Le juge Edgardo Ramos souligne les obstacles à rejeter les revendications d’injonction dès le début ; Cite Howey et Reves

Un tribunal fédéral à New York a confirmé la plausibilité des allégations de la SEC contre Gemini et Genesis Global Capital. La décision du juge articule que la plainte contre les deux entreprises pour avoir offert et vendu des valeurs mobilières non enregistrées à travers le programme Gemini Earn répond au seuil pour de nouvelles procédures.

Genesis Global Capital et Gemini Trust Company ont été sous surveillance pour leur implication dans le programme Gemini Earn.
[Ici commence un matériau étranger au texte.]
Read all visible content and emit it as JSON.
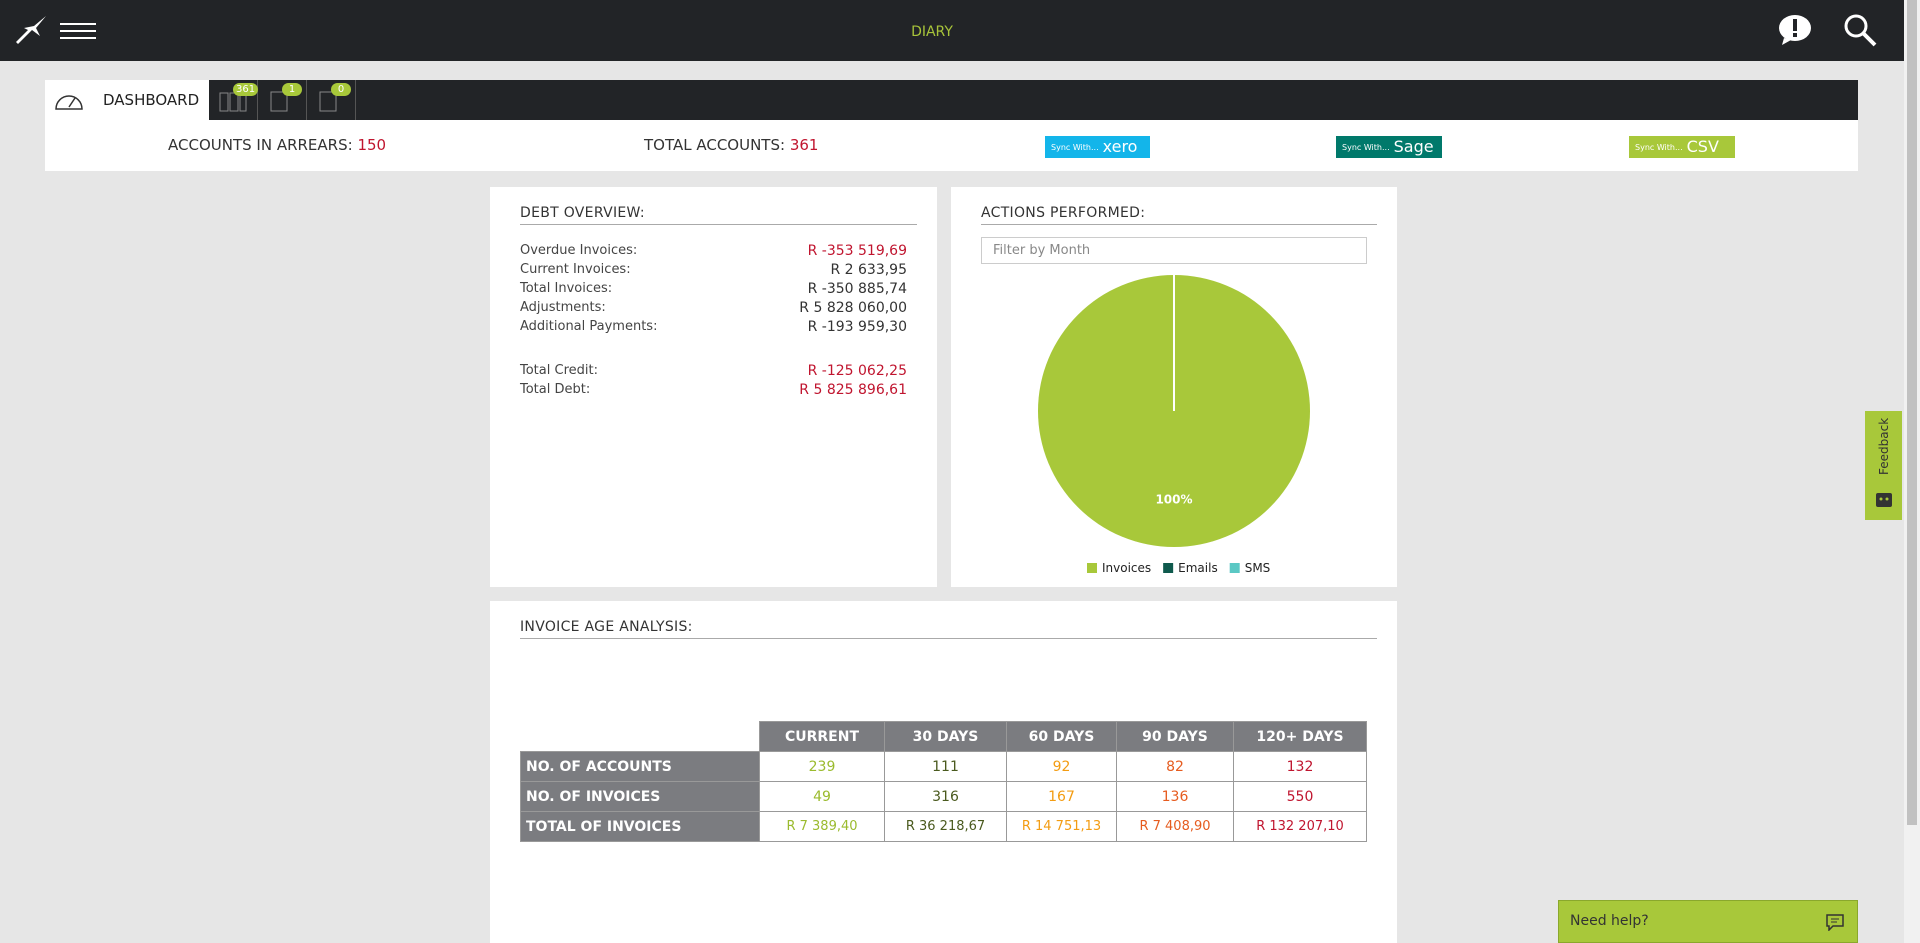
{
  "header": {
    "title": "DIARY"
  },
  "tabs": {
    "dashboard": "DASHBOARD",
    "badges": [
      "361",
      "1",
      "0"
    ]
  },
  "summary": {
    "arrears_label": "ACCOUNTS IN ARREARS:",
    "arrears_value": "150",
    "total_label": "TOTAL ACCOUNTS:",
    "total_value": "361",
    "sync": [
      {
        "prefix": "Sync With...",
        "name": "xero"
      },
      {
        "prefix": "Sync With...",
        "name": "Sage"
      },
      {
        "prefix": "Sync With...",
        "name": "CSV"
      }
    ]
  },
  "debt_overview": {
    "title": "DEBT OVERVIEW:",
    "rows": [
      [
        "Overdue Invoices:",
        "R -353 519,69"
      ],
      [
        "Current Invoices:",
        "R 2 633,95"
      ],
      [
        "Total Invoices:",
        "R -350 885,74"
      ],
      [
        "Adjustments:",
        "R 5 828 060,00"
      ],
      [
        "Additional Payments:",
        "R -193 959,30"
      ],
      [
        "Total Credit:",
        "R -125 062,25"
      ],
      [
        "Total Debt:",
        "R 5 825 896,61"
      ]
    ]
  },
  "actions": {
    "title": "ACTIONS PERFORMED:",
    "filter_placeholder": "Filter by Month",
    "chart_data": {
      "type": "pie",
      "categories": [
        "Invoices",
        "Emails",
        "SMS"
      ],
      "values": [
        100,
        0,
        0
      ],
      "value_labels": [
        "100%",
        null,
        null
      ],
      "colors": [
        "#a8c83a",
        "#0f5a4d",
        "#5bc8c4"
      ]
    }
  },
  "invoice_age": {
    "title": "INVOICE AGE ANALYSIS:",
    "table": {
      "columns": [
        "CURRENT",
        "30 DAYS",
        "60 DAYS",
        "90 DAYS",
        "120+ DAYS"
      ],
      "rows": [
        [
          "NO. OF ACCOUNTS",
          "239",
          "111",
          "92",
          "82",
          "132"
        ],
        [
          "NO. OF INVOICES",
          "49",
          "316",
          "167",
          "136",
          "550"
        ],
        [
          "TOTAL OF INVOICES",
          "R 7 389,40",
          "R 36 218,67",
          "R 14 751,13",
          "R 7 408,90",
          "R 132 207,10"
        ]
      ]
    }
  },
  "feedback": "Feedback",
  "help": "Need help?"
}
L’ordonnance du tribunal, disséquant les allégations de la SEC, met en avant la nature complexe des services financiers crypto et les défis réglementaires auxquels ils sont actuellement confrontés. Les comptes crypto portant intérêt ont été ciblés par plusieurs régulateurs des valeurs mobilières américains ces dernières années.

Ce modèle opérationnel, selon le juge Edgardo Ramos, s’aligne sur les critères d’un contrat d’investissement selon le test de Howey. Ramos a fait référence au test de Reves, conçu par la Cour suprême des États-Unis dans l’affaire Reves v. Ernst & Young en 1990. Ce test emploie le critère de “ressemblance familiale” pour évaluer si une note se qualifie comme une sécurité.

“Sous Howey et Reves, la SEC a allégué de manière plausible que les défendeurs ont offert et vendu des valeurs mobilières non enregistrées à travers le programme Gemini Earn,” a déclaré Ramos. “En conséquence, les motions des défendeurs pour rejeter sont refusées.” L’ordonnance ajoute :

Comme énoncé ci-dessus, la SEC a allégué de manière plausible que les défendeurs ont violé la section 5 de la Securities Act donc la revendication sous-jacente ne sera pas rejetée.

Ramos a souligné que les tribunaux ont constamment observé que le rejet prématuré d’une réclamation pour un soulagement injonctif permanent devrait généralement être évité à l’étape des plaidoyers. Ramos a noté que cela tient à moins que la réclamation, qui cherche le soulagement, ne soit elle-même rejetée.

De plus, un tel rejet ne devrait être considéré que s’il y a une probabilité tangible de violations récurrentes à l’avenir, explique la décision du juge. Cependant, le juge a souligné qu’« il n’y a aucune raison de rejeter la demande de soulagement injonctif permanent à ce stade préliminaire. »

Que pensez-vous de l’ordonnance du juge? Partagez vos réflexions et opinions sur ce sujet dans la section des commentaires ci-dessous.